Avons-nous à ce point perdu nos racines charnelles et terrestres qu’il nous soit vital aujourd’hui de redécouvrir la profondeur animale de la chair, de l’accueillir, de nous réconcilier avec elle ? Comme si le temps était venu d’animaliser l’homme, après une longue période dominée par l’humanisation de l’animal. C’est au moins une manière d’élargir la compréhension que l’homme a de lui-même, étonné devant sa familiarité avec les animaux et plus encore par l’étrangeté si intime de son corps et de ses réactions (Françoise Le Corre).

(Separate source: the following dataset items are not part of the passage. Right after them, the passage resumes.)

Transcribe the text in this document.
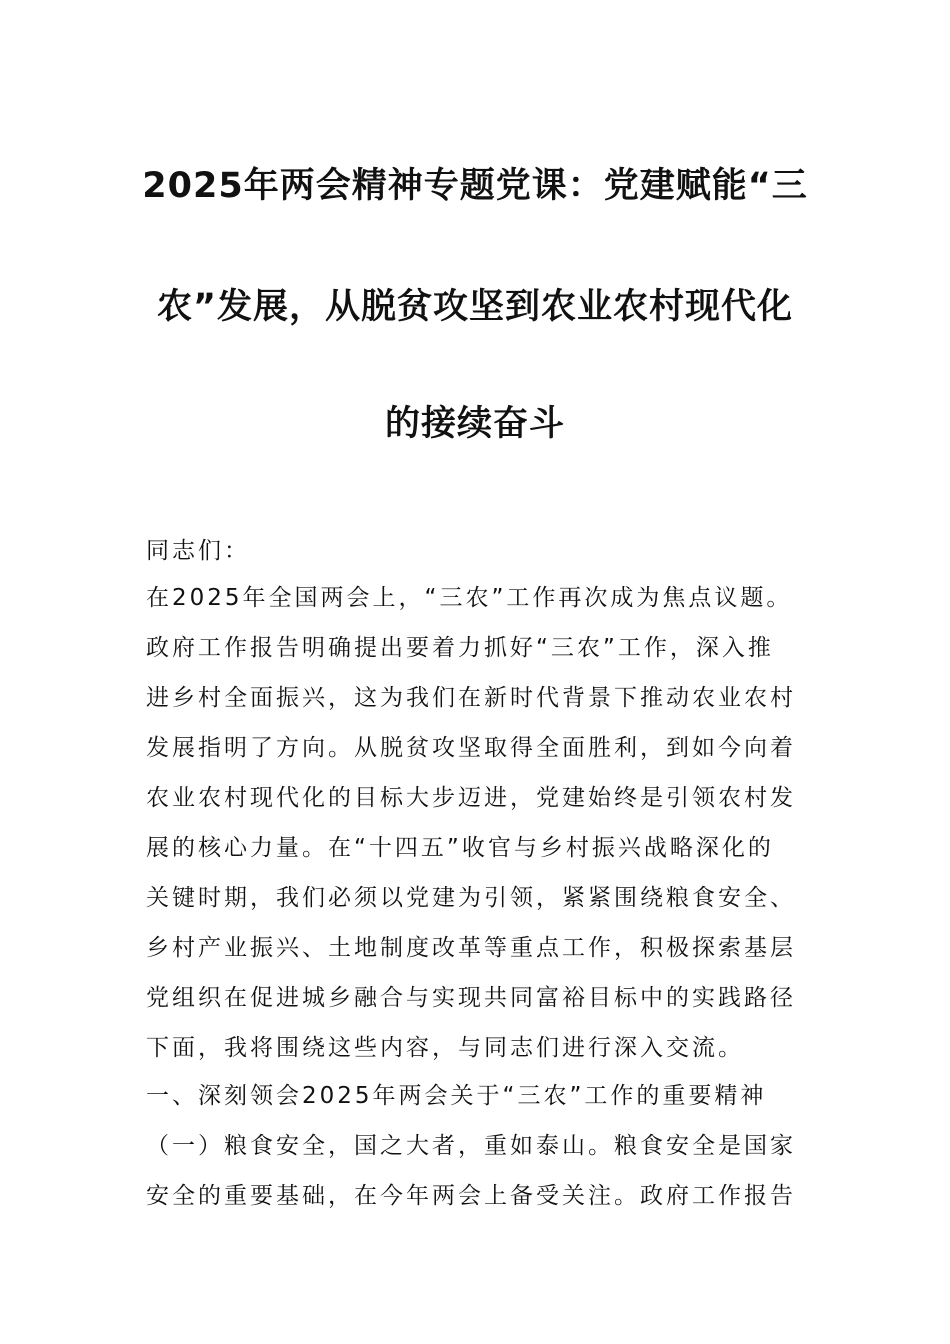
2025年两会精神专题党课：党建赋能“三
农”发展，从脱贫攻坚到农业农村现代化
的接续奋斗
同志们：
在2025年全国两会上，“三农”工作再次成为焦点议题。
政府工作报告明确提出要着力抓好“三农”工作，深入推
进乡村全面振兴，这为我们在新时代背景下推动农业农村
发展指明了方向。从脱贫攻坚取得全面胜利，到如今向着
农业农村现代化的目标大步迈进，党建始终是引领农村发
展的核心力量。在“十四五”收官与乡村振兴战略深化的
关键时期，我们必须以党建为引领，紧紧围绕粮食安全、
乡村产业振兴、土地制度改革等重点工作，积极探索基层
党组织在促进城乡融合与实现共同富裕目标中的实践路径
下面，我将围绕这些内容，与同志们进行深入交流。
一、深刻领会2025年两会关于“三农”工作的重要精神
（一）粮食安全，国之大者，重如泰山。粮食安全是国家
安全的重要基础，在今年两会上备受关注。政府工作报告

Impossible, par conséquent, de nous confronter à notre animalité sans reconnaître les changements qui marquent notre perception des animaux et la manière d’évoquer notre proximité avec eux. Si une vision instrumentalisée de cette relation a longtemps prévalu au bénéfice de l’unique dignité de l’homme, la perception moderne, à l’inverse, valorise l’animal, positive son instinct, sa non-rationalité, et le respecte jusqu’à lui concéder des droits (Annie Wellens). Du coup, la part animale présente en chacun de nous suit une évolution semblable. Charnelle et dépourvue de raison, combattue, étouffée par la bestialité, voilà que, depuis un siècle environ, elle est assumée à travers la prise en compte de l’inconscient (Freud), mais aussi à travers l’étude toujours plus élaborée des animaux, en particulier des grands singes (Éric Charmetant). De même, au plan spirituel, le rapport à l’animal n’était-il pas devenu le point aveugle d’une spiritualité qui se faisait toujours plus anthropocentrique à partir du XIIe siècle ? Même l’exception apparente et enjolivée de saint François d’Assise semble bien correspondre à une vision chrétienne très ordonnée et hiérarchisée du monde (Laure Solignac).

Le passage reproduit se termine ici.